This volume is a collective endeavor and the result of several years of work. We are indebted to everyone whose work appears here, and to those whose does not. Histories of Racial Capitalism began while we both held fellowships at Harvard’s Charles Warren Center for Studies in American History, where Walter Johnson first convinced us of the project’s viability. The Radcliffe Institute for Advanced Study at Harvard and the Stevanovich Institute on the Formation of Knowledge at the University of Chicago also provided support for two in-person collaborative discussions among the contributors. We extend thanks to Stephanie Smallwood, Peter James Hudson, Megan Ming Francis, Jackie Wang, and Michael Ralph, who also participated in those discussions.
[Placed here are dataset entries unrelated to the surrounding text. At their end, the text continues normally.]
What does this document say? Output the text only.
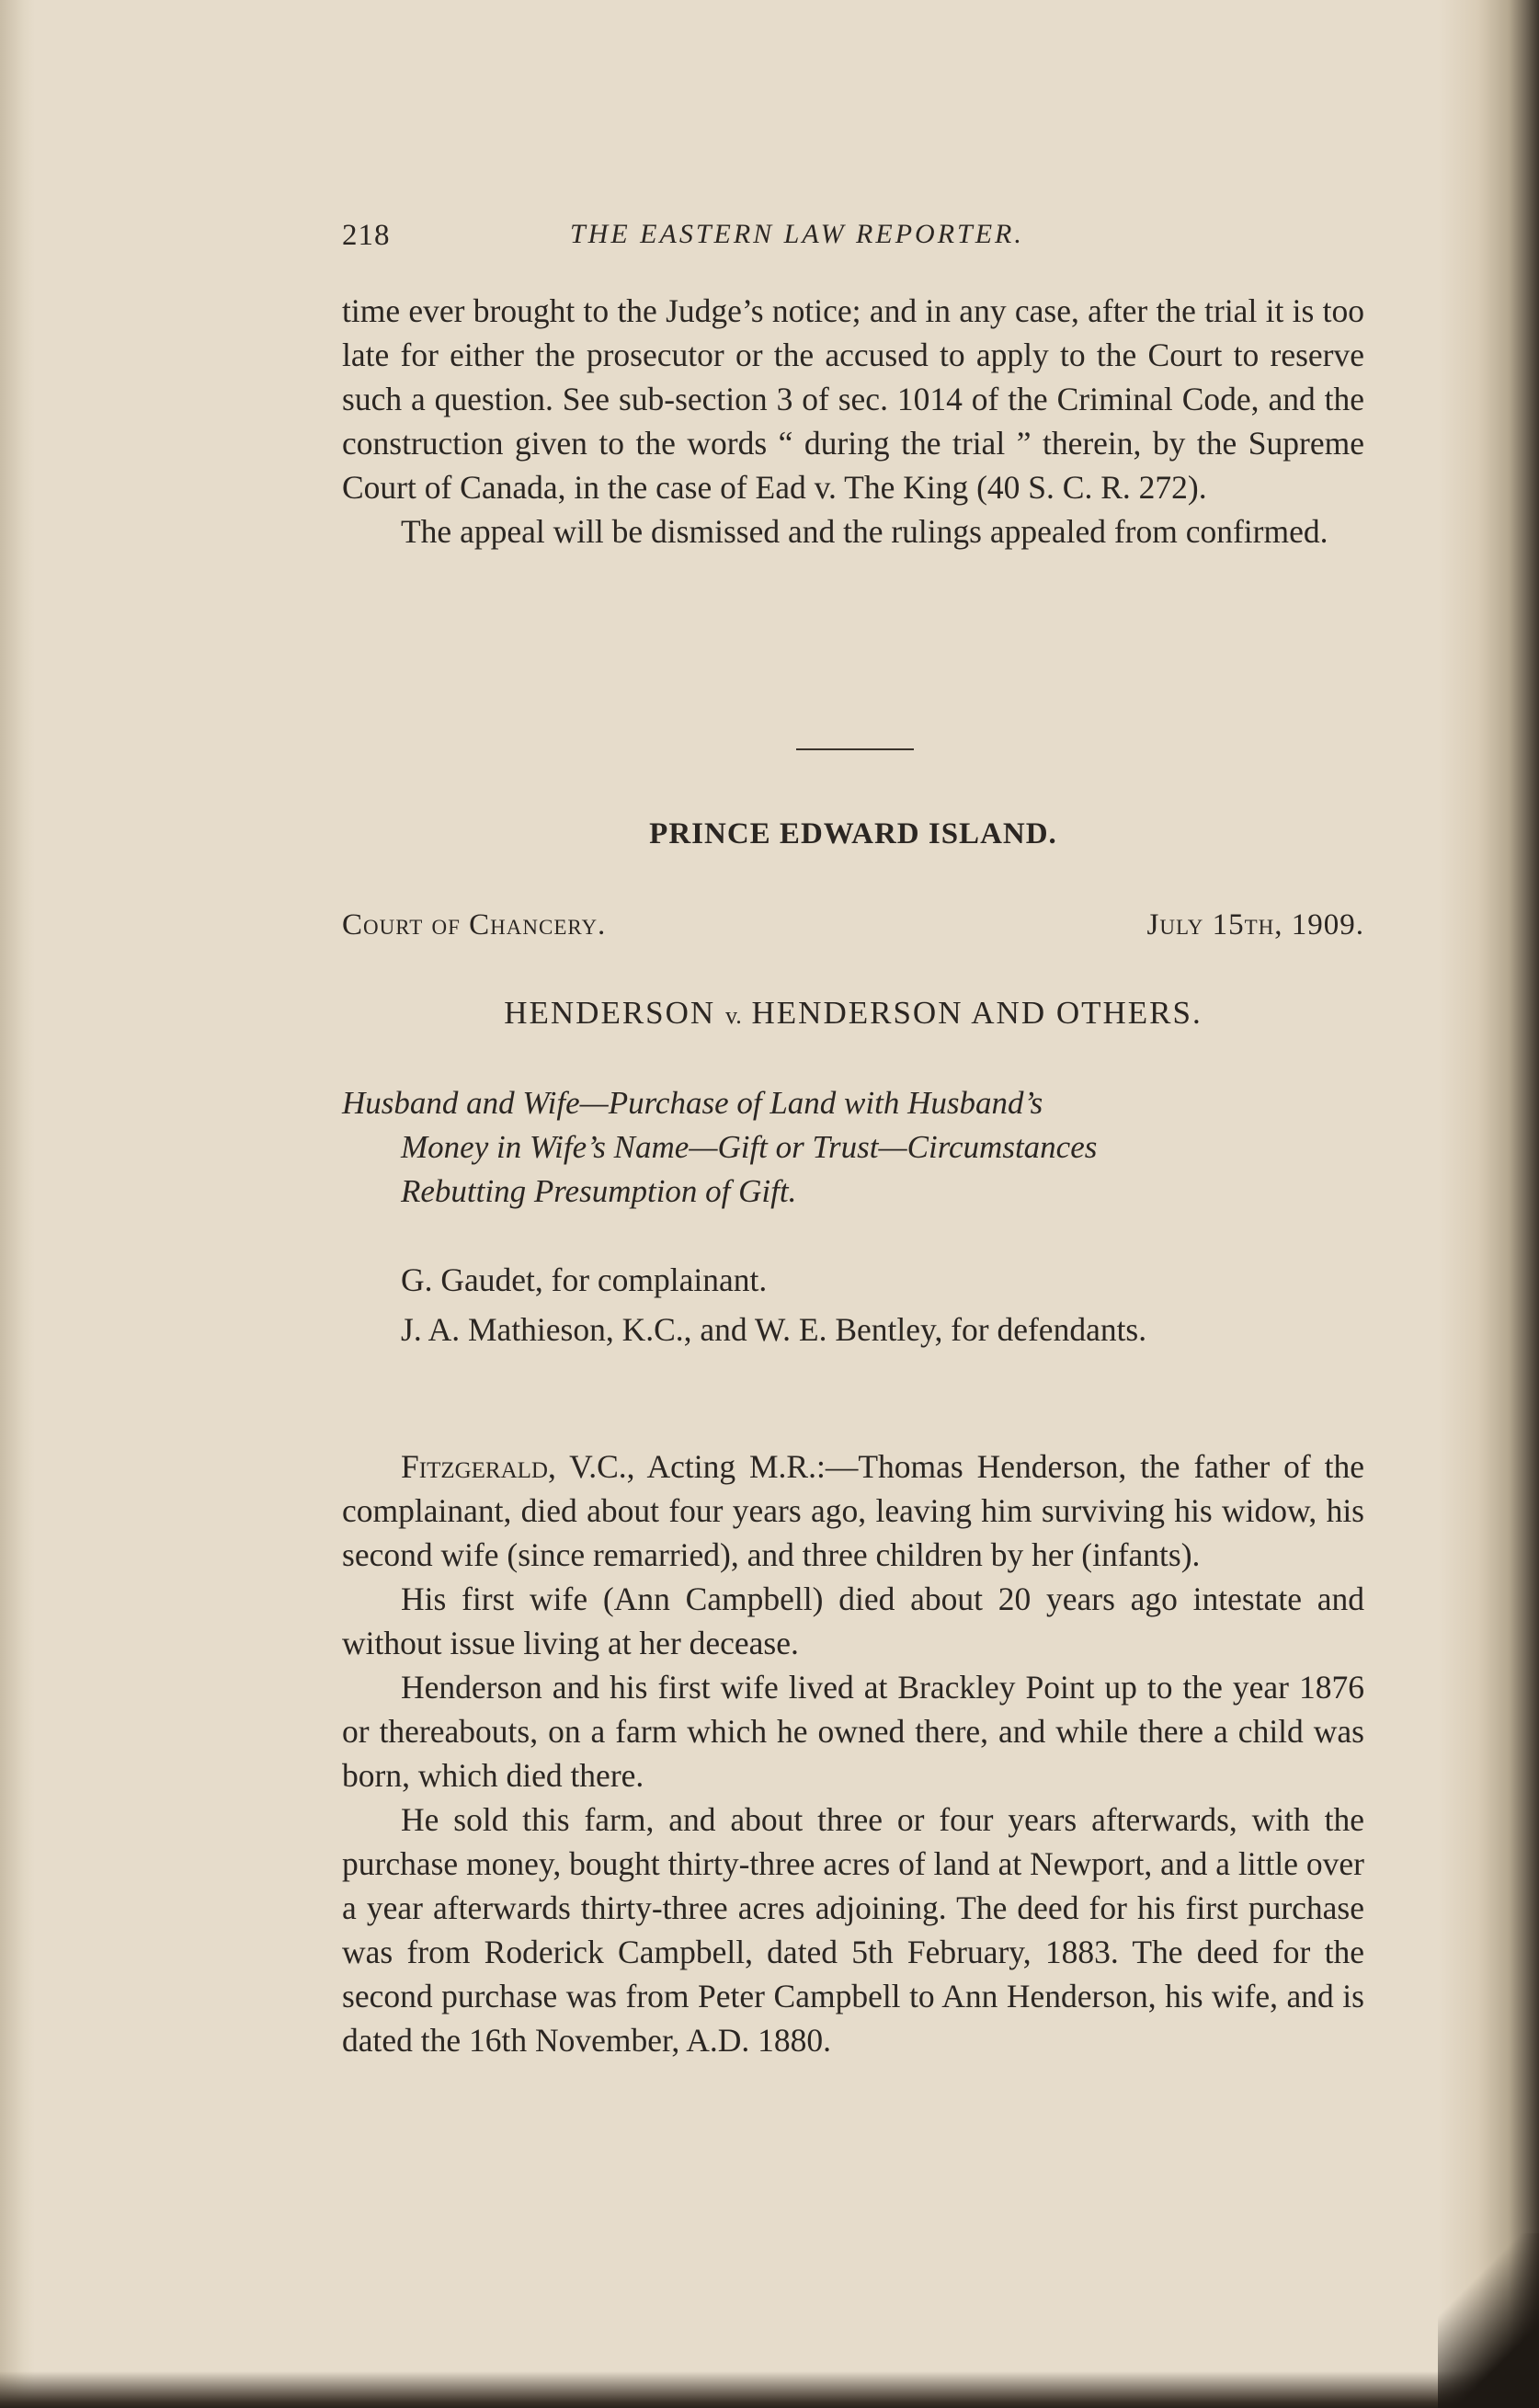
218	THE EASTERN LAW REPORTER.

time ever brought to the Judge’s notice; and in any case, after the trial it is too late for either the prosecutor or the accused to apply to the Court to reserve such a question. See sub-section 3 of sec. 1014 of the Criminal Code, and the construction given to the words “ during the trial ” therein, by the Supreme Court of Canada, in the case of Ead v. The King (40 S. C. R. 272).

The appeal will be dismissed and the rulings appealed from confirmed.

PRINCE EDWARD ISLAND.
Court of Chancery.	July 15th, 1909.
HENDERSON v. HENDERSON AND OTHERS.
Husband and Wife—Purchase of Land with Husband’s
Money in Wife’s Name—Gift or Trust—Circumstances
Rebutting Presumption of Gift.

G. Gaudet, for complainant.

J. A. Mathieson, K.C., and W. E. Bentley, for defendants.

Fitzgerald, V.C., Acting M.R.:—Thomas Henderson, the father of the complainant, died about four years ago, leaving him surviving his widow, his second wife (since remarried), and three children by her (infants).

His first wife (Ann Campbell) died about 20 years ago intestate and without issue living at her decease.

Henderson and his first wife lived at Brackley Point up to the year 1876 or thereabouts, on a farm which he owned there, and while there a child was born, which died there.

He sold this farm, and about three or four years afterwards, with the purchase money, bought thirty-three acres of land at Newport, and a little over a year afterwards thirty-three acres adjoining. The deed for his first purchase was from Roderick Campbell, dated 5th February, 1883. The deed for the second purchase was from Peter Campbell to Ann Henderson, his wife, and is dated the 16th November, A.D. 1880.
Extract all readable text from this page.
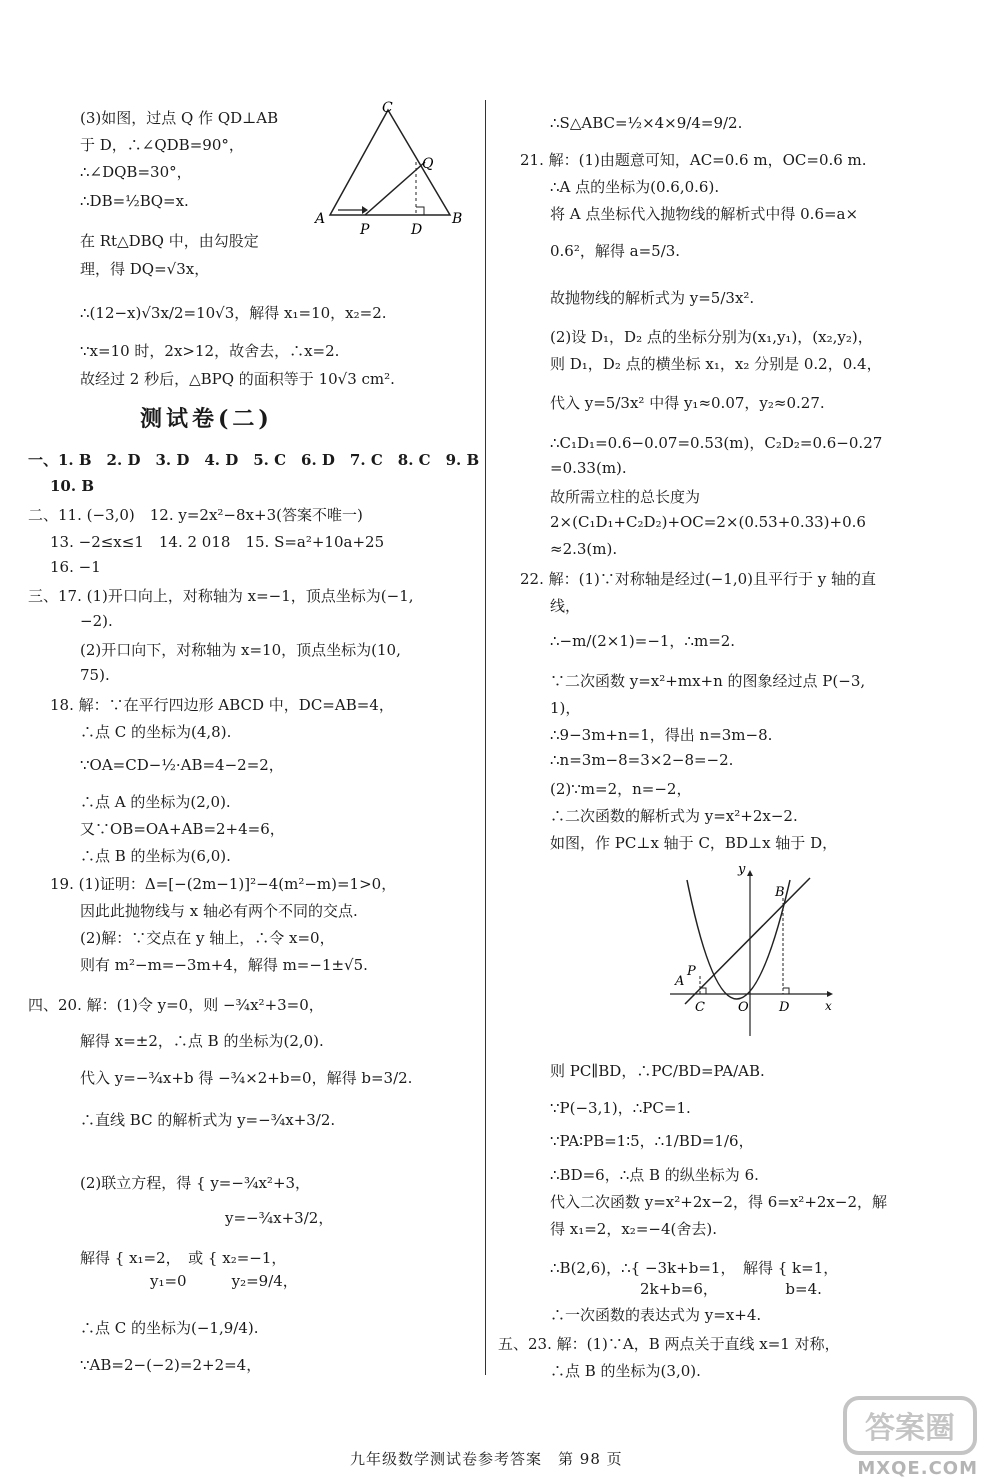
(3)如图，过点 Q 作 QD⊥AB
于 D，∴∠QDB=90°，
∴∠DQB=30°，
∴DB=½BQ=x.
在 Rt△DBQ 中，由勾股定
理，得 DQ=√3x，
∴(12−x)√3x/2=10√3，解得 x₁=10，x₂=2.
∵x=10 时，2x>12，故舍去，∴x=2.
故经过 2 秒后，△BPQ 的面积等于 10√3 cm².
一、1. B　2. D　3. D　4. D　5. C　6. D　7. C　8. C　9. B
10. B
二、11. (−3,0)　12. y=2x²−8x+3(答案不唯一)
13. −2≤x≤1　14. 2 018　15. S=a²+10a+25
16. −1
三、17. (1)开口向上，对称轴为 x=−1，顶点坐标为(−1,
−2).
(2)开口向下，对称轴为 x=10，顶点坐标为(10,
75).
18. 解：∵在平行四边形 ABCD 中，DC=AB=4，
∴点 C 的坐标为(4,8).
∵OA=CD−½·AB=4−2=2，
∴点 A 的坐标为(2,0).
又∵OB=OA+AB=2+4=6，
∴点 B 的坐标为(6,0).
19. (1)证明：Δ=[−(2m−1)]²−4(m²−m)=1>0，
因此此抛物线与 x 轴必有两个不同的交点.
(2)解：∵交点在 y 轴上，∴令 x=0，
则有 m²−m=−3m+4，解得 m=−1±√5.
四、20. 解：(1)令 y=0，则 −¾x²+3=0，
解得 x=±2，∴点 B 的坐标为(2,0).
代入 y=−¾x+b 得 −¾×2+b=0，解得 b=3/2.
∴直线 BC 的解析式为 y=−¾x+3/2.
(2)联立方程，得 { y=−¾x²+3，
y=−¾x+3/2，
解得 { x₁=2，　或 { x₂=−1，
y₁=0　　　y₂=9/4，
∴点 C 的坐标为(−1,9/4).
∵AB=2−(−2)=2+2=4，
测试卷(二)
C
Q
A
P	D
B
∴S△ABC=½×4×9/4=9/2.
21. 解：(1)由题意可知，AC=0.6 m，OC=0.6 m.
∴A 点的坐标为(0.6,0.6).
将 A 点坐标代入抛物线的解析式中得 0.6=a×
0.6²，解得 a=5/3.
故抛物线的解析式为 y=5/3x².
(2)设 D₁，D₂ 点的坐标分别为(x₁,y₁)，(x₂,y₂)，
则 D₁，D₂ 点的横坐标 x₁，x₂ 分别是 0.2，0.4，
代入 y=5/3x² 中得 y₁≈0.07，y₂≈0.27.
∴C₁D₁=0.6−0.07=0.53(m)，C₂D₂=0.6−0.27
=0.33(m).
故所需立柱的总长度为
2×(C₁D₁+C₂D₂)+OC=2×(0.53+0.33)+0.6
≈2.3(m).
22. 解：(1)∵对称轴是经过(−1,0)且平行于 y 轴的直
线，
∴−m/(2×1)=−1，∴m=2.
∵二次函数 y=x²+mx+n 的图象经过点 P(−3,
1)，
∴9−3m+n=1，得出 n=3m−8.
∴n=3m−8=3×2−8=−2.
(2)∵m=2，n=−2，
∴二次函数的解析式为 y=x²+2x−2.
如图，作 PC⊥x 轴于 C，BD⊥x 轴于 D，
则 PC∥BD，∴PC/BD=PA/AB.
∵P(−3,1)，∴PC=1.
∵PA∶PB=1∶5，∴1/BD=1/6，
∴BD=6，∴点 B 的纵坐标为 6.
代入二次函数 y=x²+2x−2，得 6=x²+2x−2，解
得 x₁=2，x₂=−4(舍去).
∴B(2,6)，∴{ −3k+b=1，　解得 { k=1，
2k+b=6，　　　　　b=4.
∴一次函数的表达式为 y=x+4.
五、23. 解：(1)∵A，B 两点关于直线 x=1 对称，
∴点 B 的坐标为(3,0).
y
B
P
A
C	O D	x
九年级数学测试卷参考答案　第 98 页
答案圈
MXQE.COM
We are especially indebted to the Race and Capitalism project housed jointly at the University of Chicago and the University of Washington. Michael Dawson and Megan Ming Francis not only provided essential funding; they also created opportunities for us to secure constructive criticism from Adom Getachew, Ashleigh Campi, Jodi Melamed, Mark Golub, John Robinson III, Emily Kazenstein, Amna Akbar, Shatema Threadcraft, Alfredo Gonzalez, Tania Islas, Leach Wright Rigeur, Rutger Ceballos, and Federico Navarrete Linares. We have also benefited immensely from Mark Jerng and the Mellon Initiative on Racial Capitalism at the University of California, Davis.
Columbia University Press has been an extraordinary partner throughout this process. The History of U.S. Capitalism series editors, Julia Ott, Devin Fergus, Bethany Moreton, and Louis Hyman, have believed in the importance of this volume from the earliest stages. Bridget Flannery-McCoy, and later Stephen Wesley and Christian Winting, took on much of the work of managing production, allowing us to focus on the volume itself.
Lastly, we are grateful to our students who entertained early versions of our interpretive claims and helped us sharpen our ideas.